Nu de voorzieningenrechter het beslag zelf zal opheffen heeft de vrouw geen belang bij de gevorderde dwangsom. Dit deel van de vordering wordt daarom afgewezen.
4.8.
De voorzieningenrechter merkt nog op dat de beslissing in dit kort geding niet wegneemt dat de vrouw dwangsommen kan verbeuren voor de in de toekomst gelegen omgangsdata.
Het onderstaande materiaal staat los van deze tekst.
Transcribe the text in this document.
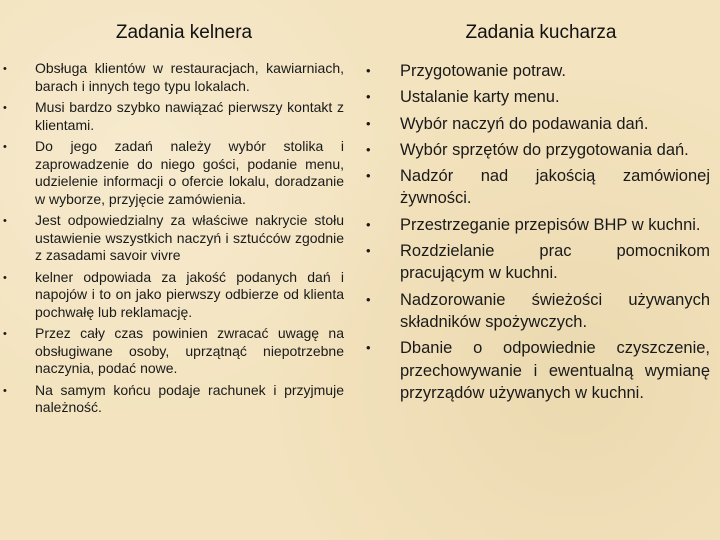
Zadania kelnera
• Obsługa klientów w restauracjach, kawiarniach, barach i innych tego typu lokalach.
• Musi bardzo szybko nawiązać pierwszy kontakt z klientami.
• Do jego zadań należy wybór stolika i zaprowadzenie do niego gości, podanie menu, udzielenie informacji o ofercie lokalu, doradzanie w wyborze, przyjęcie zamówienia.
• Jest odpowiedzialny za właściwe nakrycie stołu ustawienie wszystkich naczyń i sztućców zgodnie z zasadami savoir vivre
• kelner odpowiada za jakość podanych dań i napojów i to on jako pierwszy odbierze od klienta pochwałę lub reklamację.
• Przez cały czas powinien zwracać uwagę na obsługiwane osoby, uprzątnąć niepotrzebne naczynia, podać nowe.
• Na samym końcu podaje rachunek i przyjmuje należność.
Zadania kucharza
• Przygotowanie potraw.
• Ustalanie karty menu.
• Wybór naczyń do podawania dań.
• Wybór sprzętów do przygotowania dań.
• Nadzór nad jakością zamówionej żywności.
• Przestrzeganie przepisów BHP w kuchni.
• Rozdzielanie prac pomocnikom pracującym w kuchni.
• Nadzorowanie świeżości używanych składników spożywczych.
• Dbanie o odpowiednie czyszczenie, przechowywanie i ewentualną wymianę przyrządów używanych w kuchni.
Op dit punt overweegt de voorzieningenrechter ten overvloede dat gesprekken over de praktische uitvoering van de zorgregeling de voorkeur verdienen boven het voeren van juridische procedures over dwangsommen.
4.9.
In de aard van het geschil en omdat partijen met elkaar gehuwd zijn geweest ziet de voorzieningenrechter aanleiding de proceskosten te compenseren, in die zin dat ieder van partijen de eigen kosten draagt.

5..De beslissing

De voorzieningenrechter:
5.1.
heft op het op 1 september 2021 ten laste van de vrouw onder de publiekrechtelijke rechtspersoon Erasmus Universiteit Rotterdam, gelegde beslag op voor zover het betrekking heeft op de onterecht geïnde dwangsom voor het weekend van 14/15 augustus 2021
(€ 250,00) en de daarmee gemoeide executiekosten (€ 131,54),
5.2.
verklaart dit vonnis tot zover uitvoerbaar bij voorraad,
5.3.
compenseert de kosten van deze procedure tussen partijen, in die zin dat iedere partij de eigen kosten draagt,
5.4.
wijst het meer of anders gevorderde af.
Dit vonnis is gewezen door mr. P. de Bruin en in het openbaar uitgesproken op 21 oktober 2021.